Here, though it is difficult to speak for another jurist, the undersigned can clearly state that a joint recommendation at sentencing carries much more weight than a recommendation offered only by the defendant. A joint recommendation, as opposed to one solely made by a defendant in pursuit of his own interests, is more persuasive to the undersigned because it reflects that the government, an entity charged with protecting the public and promoting society's interests, finds that the recommended sentence meets these interests. The Court relies on the government, as well as the defendant, for this perspective in order to craft a sentence that is no greater than necessary. Without this input at Katzer's sentencing, the Court cannot say for certain that the government's error had no affect on the outcome of the sentencing. Consequently, Katzer must be resentenced. Further, due to the case law of this circuit, another judge must be assigned to conduct the resentencing. Johnson, 187 F.3d at 1135-1136 (when the government breaches a plea agreement by failing to abide by its express terms, the reviewing court is required to remand to a different judge for resentencing); see also Whitney, 673 F.3d at 976 (same). In doing so, the undersigned intends no criticism of United States Magistrate Judge Lynch, and none should be inferred.

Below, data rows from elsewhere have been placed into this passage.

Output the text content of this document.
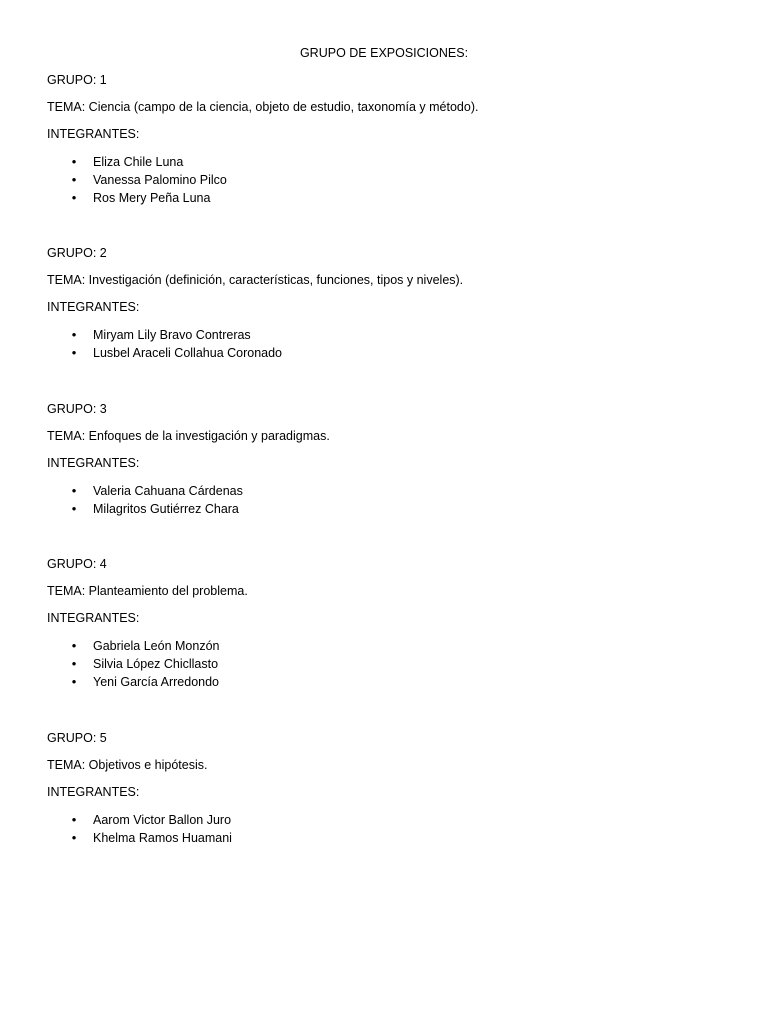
GRUPO DE EXPOSICIONES:
GRUPO: 1
TEMA: Ciencia (campo de la ciencia, objeto de estudio, taxonomía y método).
INTEGRANTES:
• Eliza Chile Luna
• Vanessa Palomino Pilco
• Ros Mery Peña Luna
GRUPO: 2
TEMA: Investigación (definición, características, funciones, tipos y niveles).
INTEGRANTES:
• Miryam Lily Bravo Contreras
• Lusbel Araceli Collahua Coronado
GRUPO: 3
TEMA: Enfoques de la investigación y paradigmas.
INTEGRANTES:
• Valeria Cahuana Cárdenas
• Milagritos Gutiérrez Chara
GRUPO: 4
TEMA: Planteamiento del problema.
INTEGRANTES:
• Gabriela León Monzón
• Silvia López Chicllasto
• Yeni García Arredondo
GRUPO: 5
TEMA: Objetivos e hipótesis.
INTEGRANTES:
• Aarom Victor Ballon Juro
• Khelma Ramos Huamani
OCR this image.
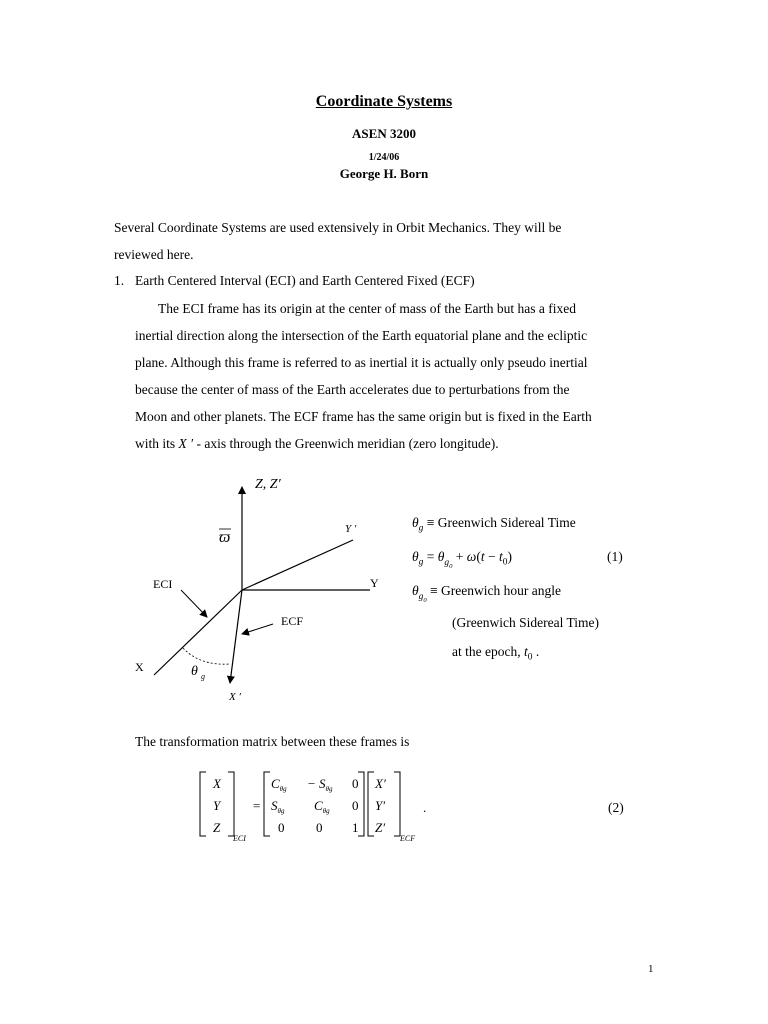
Coordinate Systems
ASEN 3200
1/24/06
George H. Born
Several Coordinate Systems are used extensively in Orbit Mechanics. They will be
reviewed here.
1. Earth Centered Interval (ECI) and Earth Centered Fixed (ECF)
The ECI frame has its origin at the center of mass of the Earth but has a fixed
inertial direction along the intersection of the Earth equatorial plane and the ecliptic
plane. Although this frame is referred to as inertial it is actually only pseudo inertial
because the center of mass of the Earth accelerates due to perturbations from the
Moon and other planets. The ECF frame has the same origin but is fixed in the Earth
with its X ′ - axis through the Greenwich meridian (zero longitude).
Z, Z′
ϖ	Y ′
Y
ECI
ECF
X	θ g
X ′
$\theta_g$ ≡ Greenwich Sidereal Time
$\theta_g = \theta_{g_0} + \omega(t - t_0)$	(1)
$\theta_{g_0}$ ≡ Greenwich hour angle
(Greenwich Sidereal Time)
at the epoch, $t_0$ .
The transformation matrix between these frames is
X
Y
Z
ECI
=
$C_{\theta g} - S_{\theta g}$ 0
$S_{\theta g}$ $C_{\theta g}$ 0
0 0 1
X′
Y′
Z′
ECF
.	(2)
1
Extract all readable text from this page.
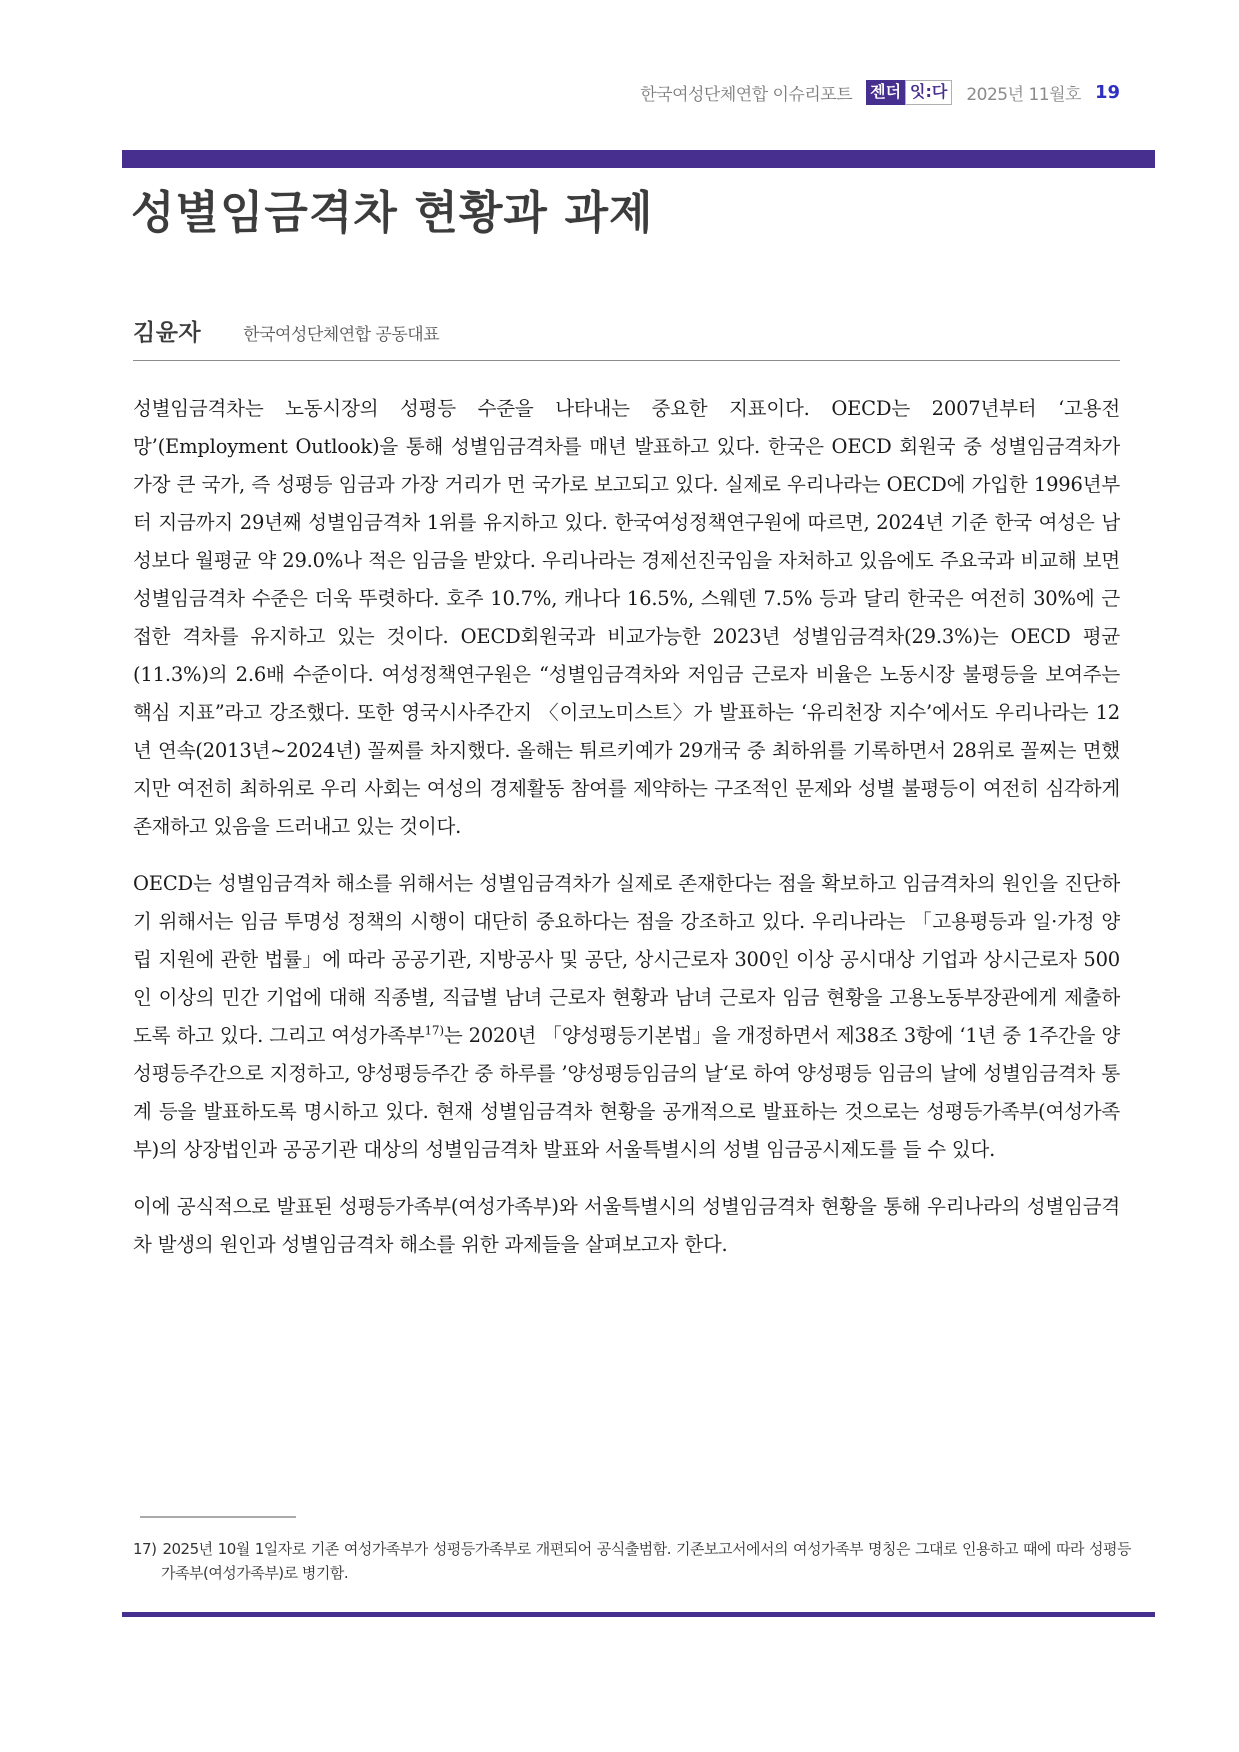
한국여성단체연합 이슈리포트 젠더 잇:다 2025년 11월호 19
성별임금격차 현황과 과제
김윤자 한국여성단체연합 공동대표

성별임금격차는 노동시장의 성평등 수준을 나타내는 중요한 지표이다. OECD는 2007년부터 ‘고용전망’(Employment Outlook)을 통해 성별임금격차를 매년 발표하고 있다. 한국은 OECD 회원국 중 성별임금격차가 가장 큰 국가, 즉 성평등 임금과 가장 거리가 먼 국가로 보고되고 있다. 실제로 우리나라는 OECD에 가입한 1996년부터 지금까지 29년째 성별임금격차 1위를 유지하고 있다. 한국여성정책연구원에 따르면, 2024년 기준 한국 여성은 남성보다 월평균 약 29.0%나 적은 임금을 받았다. 우리나라는 경제선진국임을 자처하고 있음에도 주요국과 비교해 보면 성별임금격차 수준은 더욱 뚜렷하다. 호주 10.7%, 캐나다 16.5%, 스웨덴 7.5% 등과 달리 한국은 여전히 30%에 근접한 격차를 유지하고 있는 것이다. OECD회원국과 비교가능한 2023년 성별임금격차(29.3%)는 OECD 평균(11.3%)의 2.6배 수준이다. 여성정책연구원은 “성별임금격차와 저임금 근로자 비율은 노동시장 불평등을 보여주는 핵심 지표”라고 강조했다. 또한 영국시사주간지 〈이코노미스트〉가 발표하는 ‘유리천장 지수’에서도 우리나라는 12년 연속(2013년~2024년) 꼴찌를 차지했다. 올해는 튀르키예가 29개국 중 최하위를 기록하면서 28위로 꼴찌는 면했지만 여전히 최하위로 우리 사회는 여성의 경제활동 참여를 제약하는 구조적인 문제와 성별 불평등이 여전히 심각하게 존재하고 있음을 드러내고 있는 것이다.

OECD는 성별임금격차 해소를 위해서는 성별임금격차가 실제로 존재한다는 점을 확보하고 임금격차의 원인을 진단하기 위해서는 임금 투명성 정책의 시행이 대단히 중요하다는 점을 강조하고 있다. 우리나라는 「고용평등과 일·가정 양립 지원에 관한 법률」에 따라 공공기관, 지방공사 및 공단, 상시근로자 300인 이상 공시대상 기업과 상시근로자 500인 이상의 민간 기업에 대해 직종별, 직급별 남녀 근로자 현황과 남녀 근로자 임금 현황을 고용노동부장관에게 제출하도록 하고 있다. 그리고 여성가족부$^{17)}$는 2020년 「양성평등기본법」을 개정하면서 제38조 3항에 ‘1년 중 1주간을 양성평등주간으로 지정하고, 양성평등주간 중 하루를 ’양성평등임금의 날‘로 하여 양성평등 임금의 날에 성별임금격차 통계 등을 발표하도록 명시하고 있다. 현재 성별임금격차 현황을 공개적으로 발표하는 것으로는 성평등가족부(여성가족부)의 상장법인과 공공기관 대상의 성별임금격차 발표와 서울특별시의 성별 임금공시제도를 들 수 있다.

이에 공식적으로 발표된 성평등가족부(여성가족부)와 서울특별시의 성별임금격차 현황을 통해 우리나라의 성별임금격차 발생의 원인과 성별임금격차 해소를 위한 과제들을 살펴보고자 한다.

17) 2025년 10월 1일자로 기존 여성가족부가 성평등가족부로 개편되어 공식출범함. 기존보고서에서의 여성가족부 명칭은 그대로 인용하고 때에 따라 성평등가족부(여성가족부)로 병기함.
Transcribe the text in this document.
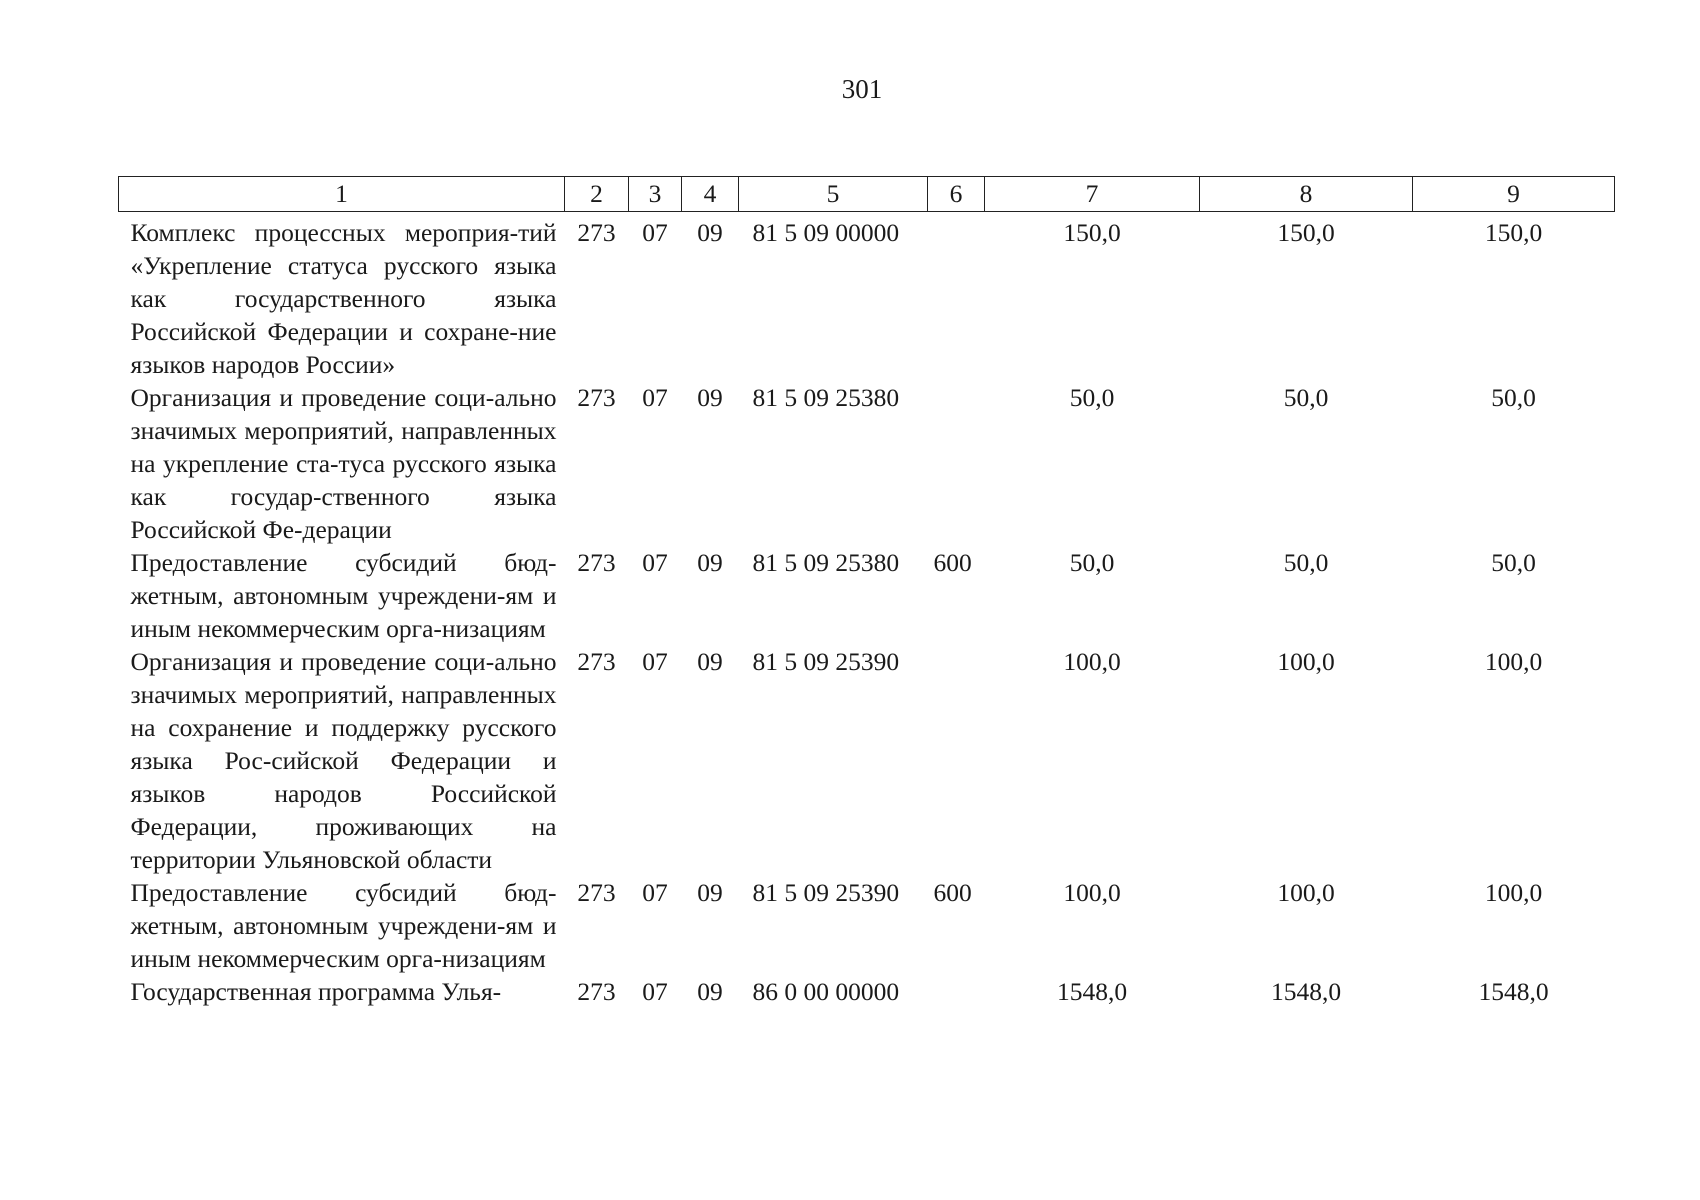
301
1	2	3	4	5	6	7	8	9
Комплекс процессных мероприя-тий «Укрепление статуса русского языка как государственного языка Российской Федерации и сохране-ние языков народов России»	273	07	09	81 5 09 00000		150,0	150,0	150,0
Организация и проведение соци-ально значимых мероприятий, направленных на укрепление ста-туса русского языка как государ-ственного языка Российской Фе-дерации	273	07	09	81 5 09 25380		50,0	50,0	50,0
Предоставление субсидий бюд-жетным, автономным учреждени-ям и иным некоммерческим орга-низациям	273	07	09	81 5 09 25380	600	50,0	50,0	50,0
Организация и проведение соци-ально значимых мероприятий, направленных на сохранение и поддержку русского языка Рос-сийской Федерации и языков народов Российской Федерации, проживающих на территории Ульяновской области	273	07	09	81 5 09 25390		100,0	100,0	100,0
Предоставление субсидий бюд-жетным, автономным учреждени-ям и иным некоммерческим орга-низациям	273	07	09	81 5 09 25390	600	100,0	100,0	100,0
Государственная программа Улья-	273	07	09	86 0 00 00000		1548,0	1548,0	1548,0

Accordingly, IT IS ORDERED that Katzer's sentence and judgment, imposed on May 23, 2016, is VACATED and REMANDED for resentencing.
IT IS FURTHER ORDERED that the undersigned will resentence Defendant Katzer August 18, 2017, at 10:30 a.m., at the Russell Smith Courthouse in Missoula, Montana.
IT IS FURTHER ORDERED that the United States Probation Office is directed to prepare an updated Presentence Investigation Report by July 18, 2017.